La Red de Conocimientos Pedagógicos - Conocimientos históricos - ¿Existen buenos libros de referencia sobre inteligencia artificial?

¿Existen buenos libros de referencia sobre inteligencia artificial?

La Inteligencia Artificial de Peter Norvig, el segundo enfoque moderno (el clásico indiscutible en este campo)

Bishop, reconocimiento de patrones y aprendizaje automático. No hay fotocopias, pero se pueden descargar online. Un clásico entre clásicos. La clasificación de patrones y este libro son dos lecturas obligadas. "Reconocimiento de patrones y aprendizaje automático" es muy nuevo (2007) y se explica fácilmente en términos simples.

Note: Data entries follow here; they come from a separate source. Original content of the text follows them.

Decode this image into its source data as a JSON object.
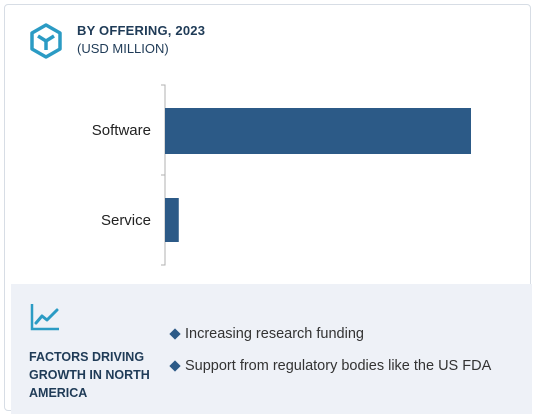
{
  "header": {
    "title": "BY OFFERING, 2023",
    "subtitle": "(USD MILLION)",
    "icon": "cube-logo-icon"
  },
  "colors": {
    "bar": "#2c5a87",
    "accent": "#2b9bc4",
    "heading": "#1f3b57",
    "footer_bg": "#eef1f7"
  },
  "chart_data": {
    "type": "bar",
    "orientation": "horizontal",
    "title": "BY OFFERING, 2023",
    "subtitle": "(USD MILLION)",
    "categories": [
      "Software",
      "Service"
    ],
    "values": [
      100,
      4.5
    ],
    "xlim": [
      0,
      100
    ],
    "grid": false,
    "legend": "none"
  },
  "footer": {
    "icon": "trend-line-icon",
    "title": "FACTORS DRIVING GROWTH IN NORTH AMERICA",
    "factors": [
      "Increasing research funding",
      "Support from regulatory bodies like the US FDA"
    ]
  }
}
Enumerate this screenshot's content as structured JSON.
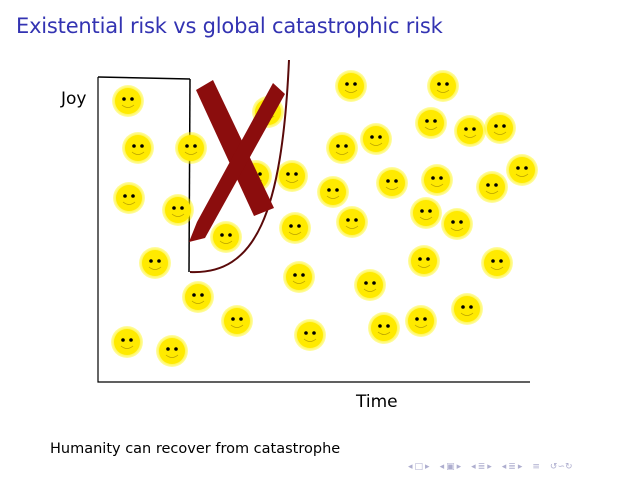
{
  "slide": {
    "title": "Existential risk vs global catastrophic risk",
    "y_axis_label": "Joy",
    "x_axis_label": "Time",
    "caption": "Humanity can recover from catastrophe"
  },
  "diagram": {
    "colors": {
      "title": "#3333b2",
      "smiley_fill": "#ffea00",
      "smiley_glow": "#fff200",
      "x_mark": "#8b0d0d",
      "curve": "#5a0a0a",
      "axis": "#000000"
    },
    "smiley_count": 44
  },
  "navigation": {
    "icons": [
      "first-slide-icon",
      "prev-slide-icon",
      "prev-frame-icon",
      "next-frame-icon",
      "prev-section-icon",
      "next-section-icon",
      "prev-subsection-icon",
      "next-subsection-icon",
      "toc-icon",
      "search-icon"
    ]
  }
}
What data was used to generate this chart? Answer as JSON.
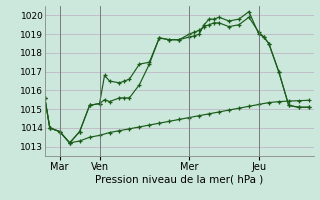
{
  "xlabel": "Pression niveau de la mer( hPa )",
  "ylim": [
    1012.5,
    1020.5
  ],
  "xlim": [
    0,
    27
  ],
  "yticks": [
    1013,
    1014,
    1015,
    1016,
    1017,
    1018,
    1019,
    1020
  ],
  "xtick_positions": [
    1.5,
    5.5,
    14.5,
    21.5
  ],
  "xtick_labels": [
    "Mar",
    "Ven",
    "Mer",
    "Jeu"
  ],
  "vlines": [
    1.5,
    5.5,
    14.5,
    21.5
  ],
  "background_color": "#cce8dc",
  "grid_color": "#b8aec0",
  "line_color": "#1a5c1a",
  "line1_x": [
    0.0,
    0.5,
    1.5,
    2.5,
    3.5,
    4.5,
    5.5,
    6.0,
    6.5,
    7.5,
    8.0,
    8.5,
    9.5,
    10.5,
    11.5,
    12.5,
    13.5,
    14.5,
    15.0,
    15.5,
    16.0,
    16.5,
    17.0,
    17.5,
    18.5,
    19.5,
    20.5,
    21.5,
    22.0,
    22.5,
    23.5,
    24.5,
    25.5,
    26.5
  ],
  "line1_y": [
    1015.6,
    1014.0,
    1013.8,
    1013.2,
    1013.8,
    1015.2,
    1015.3,
    1016.8,
    1016.5,
    1016.4,
    1016.5,
    1016.6,
    1017.4,
    1017.5,
    1018.8,
    1018.7,
    1018.7,
    1018.85,
    1018.9,
    1019.0,
    1019.5,
    1019.8,
    1019.8,
    1019.9,
    1019.7,
    1019.8,
    1020.2,
    1019.0,
    1018.85,
    1018.5,
    1017.0,
    1015.2,
    1015.1,
    1015.1
  ],
  "line2_x": [
    0.0,
    0.5,
    1.5,
    2.5,
    3.5,
    4.5,
    5.5,
    6.0,
    6.5,
    7.5,
    8.0,
    8.5,
    9.5,
    10.5,
    11.5,
    12.5,
    13.5,
    14.5,
    15.0,
    15.5,
    16.0,
    16.5,
    17.0,
    17.5,
    18.5,
    19.5,
    20.5,
    21.5,
    22.0,
    22.5,
    23.5,
    24.5,
    25.5,
    26.5
  ],
  "line2_y": [
    1015.6,
    1014.0,
    1013.8,
    1013.2,
    1013.8,
    1015.2,
    1015.3,
    1015.5,
    1015.4,
    1015.6,
    1015.6,
    1015.6,
    1016.3,
    1017.4,
    1018.8,
    1018.7,
    1018.7,
    1019.0,
    1019.1,
    1019.2,
    1019.4,
    1019.5,
    1019.6,
    1019.6,
    1019.4,
    1019.5,
    1019.9,
    1019.1,
    1018.85,
    1018.5,
    1017.0,
    1015.2,
    1015.1,
    1015.1
  ],
  "line3_x": [
    0.0,
    0.5,
    1.5,
    2.5,
    3.5,
    4.5,
    5.5,
    6.5,
    7.5,
    8.5,
    9.5,
    10.5,
    11.5,
    12.5,
    13.5,
    14.5,
    15.5,
    16.5,
    17.5,
    18.5,
    19.5,
    20.5,
    21.5,
    22.5,
    23.5,
    24.5,
    25.5,
    26.5
  ],
  "line3_y": [
    1015.6,
    1014.0,
    1013.8,
    1013.2,
    1013.3,
    1013.5,
    1013.6,
    1013.75,
    1013.85,
    1013.95,
    1014.05,
    1014.15,
    1014.25,
    1014.35,
    1014.45,
    1014.55,
    1014.65,
    1014.75,
    1014.85,
    1014.95,
    1015.05,
    1015.15,
    1015.25,
    1015.35,
    1015.4,
    1015.43,
    1015.45,
    1015.47
  ]
}
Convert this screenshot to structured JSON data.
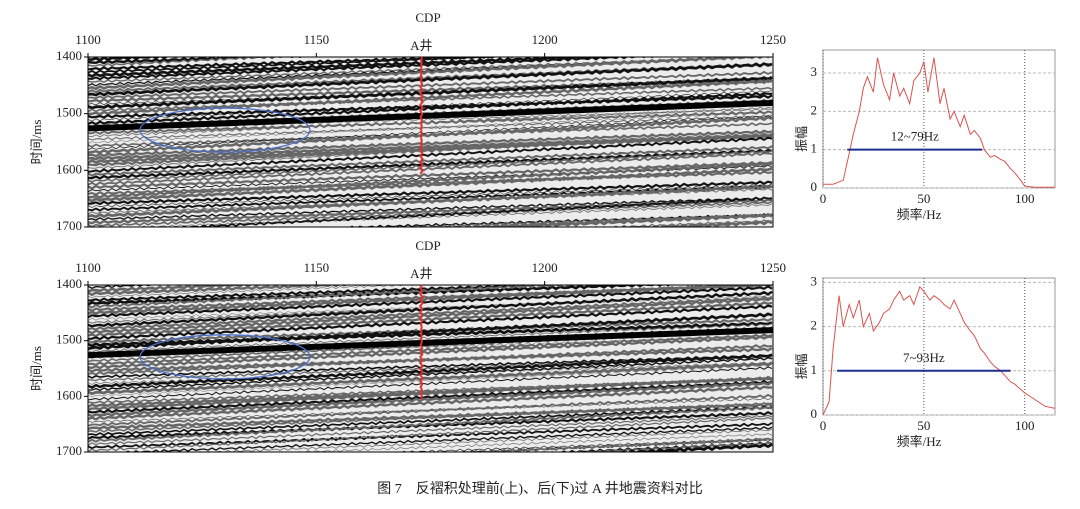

Recomiendo dos libros interesantes.

Uno es una heurística simple que nos hace más inteligentes.

La otra es la racionalidad limitada: la caja de herramientas adaptativa.

-

& ltReimpreso de CSDN

Guía de recursos de aprendizaje de aprendizaje automático e inteligencia artificial

A menudo hablo de temas que recomiendo en TopLanguage algunos libros y, a menudo, piden a personas talentosas que recopilen información relevante. La inteligencia artificial, el aprendizaje automático, el procesamiento del lenguaje natural, el descubrimiento de conocimiento (especialmente la minería de datos) y la recuperación de información son sin duda las ramas más interesantes en el campo de la informática (también están estrechamente relacionadas). Aquí, algunos de los recursos de aprendizaje más recientes relacionados con el aprendizaje automático y la inteligencia artificial se agrupan en una categoría:

Primero, Wikipedia tiene dos entradas excelentes. También soy un gran usuario de Wikipedia. Cuando aprendo algo, a menudo encuentro que comienza en Wikipedia, pasa por Google varias veces y luego termina en un libro o libros.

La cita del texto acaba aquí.